Electronic Payment of Fees

EPA is interested in comments pertaining to the electronic payment of fees. If, for some reason, neither nor Fedwire meets the needs of those required to pay user fees, EPA “would appreciate the identification of other appropriate electronic payment methods to consider.”


EPA reached an important milestone in issuing the proposed fee rule and we applaud the Agency’s success. The proposal is generally well constructed and thoughtful, particularly with regard to its approach to processors, the limited fees on Section 4 actions, and continued flexibility in fees for certain Section 5 notices, for example, consolidated cases and Sustainable Futures-related submissions. At the same time, additional careful thought needs to be given by stakeholders to the implications and wisdom of EPA’s proposal to not include the “intermediate PMN” approach and the “one size fits all” fees for Section 6 risk evaluations in the case of low value, low volume, or categories of existing chemicals.

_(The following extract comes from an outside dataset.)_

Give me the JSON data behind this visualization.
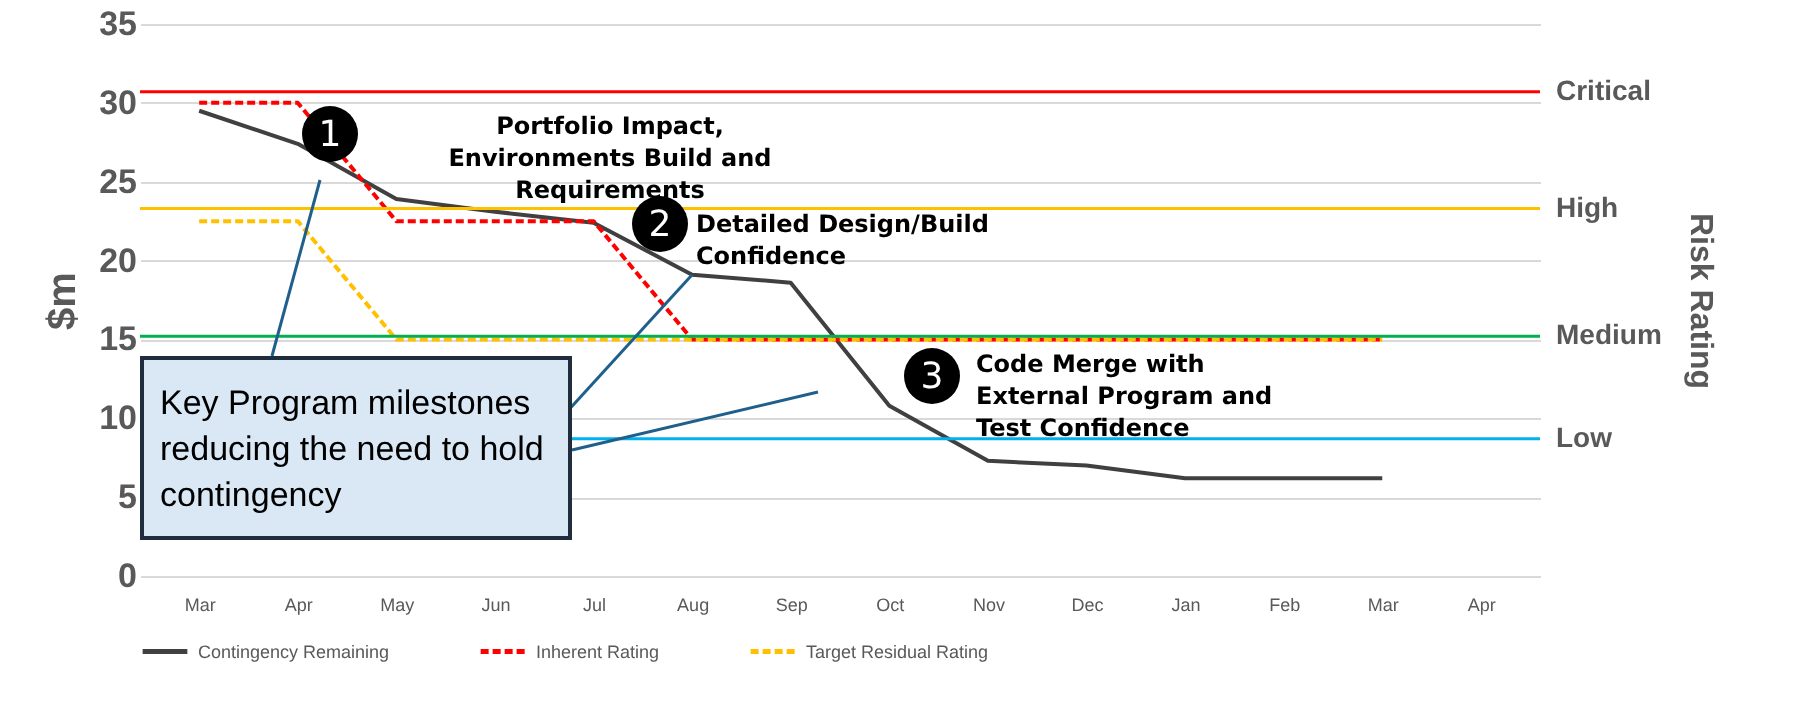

We also are a bit concerned by EPA’s relatively modest expectations regarding initiating Section 4 actions over the first five years of TSCA. At a minimum, EPA may wish to explore and discuss this issue in the final rule or separately in a policy paper outlining its longer-term thinking and strategy for Section 4 testing that meets the needs of new TSCA. Other stakeholders are, of course, also urged to move the needle on this important issue. While much is ongoing pertinent to TSCA implementation, Section 4 testing is a central component of new TSCA and we do not want it relegated to a back seat.